Week Notes: 29

Nov 21, 2022 15:03 · 733 words · 4 minutes read weekly-reviews

This review is yet another monthly review. I’m glad that I’m finally able to write this. Here’s a quote on becoming an outlier:

The first step - perhaps the most enormous step - is to find what you are genuinely interested in.

If you are genuinely interested, you will discover endless opportunities for improvement. But if you are disinterested, even obvious improvements will feel like a chore.

And, if you can maintain your genuine interest and curiosity as the years accumulate, you will become hard to compete with because you will have skill to go with your passion. If you’re interested, you’re dangerous.
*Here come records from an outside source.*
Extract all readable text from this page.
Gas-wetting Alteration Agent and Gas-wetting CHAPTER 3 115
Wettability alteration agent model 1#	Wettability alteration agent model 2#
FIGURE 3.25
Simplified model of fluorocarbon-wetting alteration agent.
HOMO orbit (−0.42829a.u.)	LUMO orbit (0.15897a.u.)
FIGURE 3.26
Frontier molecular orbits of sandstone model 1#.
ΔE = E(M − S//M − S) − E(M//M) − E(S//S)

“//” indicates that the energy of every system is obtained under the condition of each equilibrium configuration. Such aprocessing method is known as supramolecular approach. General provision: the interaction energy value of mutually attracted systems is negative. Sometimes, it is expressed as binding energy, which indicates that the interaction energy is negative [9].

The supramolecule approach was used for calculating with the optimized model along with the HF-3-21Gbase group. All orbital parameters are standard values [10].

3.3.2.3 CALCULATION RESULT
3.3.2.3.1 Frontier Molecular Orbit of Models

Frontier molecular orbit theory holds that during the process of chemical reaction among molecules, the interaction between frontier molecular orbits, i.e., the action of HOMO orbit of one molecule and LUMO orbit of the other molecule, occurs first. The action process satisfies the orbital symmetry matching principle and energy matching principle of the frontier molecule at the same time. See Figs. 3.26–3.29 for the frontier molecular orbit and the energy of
After some deep thinking, the values most important to me ATM are: selfless honesty, compassion, patience, and gracefulness.

Free and Open Source (FOSS) Work

  • I got merge access to all of Nairobi LUG’s repositories.
  • Booked a flight to attend FOSDEM 2023 (February) in Brussels. Booking a flight is [risky but] cheaper.
  • In Genenetwork2, I merged: #738, #743, #744 #745, and #747
  • In Genenetwork3, I merged: #101 and #104.

Grad School

  • Sat for my module 4 exams. They went well.
  • It took some time for SU to receive funds for my grant. No one’s to blame except the institution’s bureaucratic processes. Also, mad shout out to the course administrator. She’s a god-send.
  • Started module 5 (the second-last module left before I finish my masters).

Long Form Reading

Personal & Miscellaneous

  • Replaced my national ID.
  • You only have 2 lives. And the second one begins when you realize that you only have one.
  • Find the intersection of what you like; what you can be good at; and what the world values.
  • Deleted my ex-partner’s number. Otherwise, I’d call them impulsively; and I reckon that’s not good for either of us.
  • Started the process of applying for a Schengen visa to travel to Brussels for FOSDEM 2023 in February.
  • I bought a new laptop: ThinkPad Carbon (4th Generator) with 16 GiB RAM and 512 GiB SSD.
  • Manga Recommendatian: sunken-rock
  • Keep ignoring feedback and life will keep teaching you the same lesson.
  • Poet and author Annie Dillard on the value of a schedule: “How we spend our days is, of course, how we spend our lives. What we do with this hour, and that one, is what we are doing. A schedule defends from chaos and whim. It is a net for catching days.”
  • The benefits that arise from a good relationship—whether it be in marriage, friendship, business, or otherwise—are often produced over a long time span. Is it more important to win this battle or to maintain this relationship?
  • Not sure where I read/heard this: “I have everything I need for now. I do not need another person to complete or sustain me. I am happy and fulfilled. I may meet someone who will make me happier than I am today. Meanwhile, I will enjoy what I have today,” she once told me. She is decent and happily single, and it is her choice.
  • I’m not hurt, I’m healing. I’m not losing, I’m learning. I was not rejected, I was redirected. Negative things happen. Negative mindsets make them harder.
  • The more prepared person usually wins. You get credit for action, not preparation.
  • On productivity/scaling: “One of the common trappings of success is overproducing. Companies make money and rapidly expand their product line. Authors become popular and churn out books at a faster clip. Scale can empower, but it can also dilute. Something is lost when quantity is valued over quality. You have to maintain your standards even when all the forces around you seem to be calling for growth. Push back against more, more, more and remain committed to better, better, better.”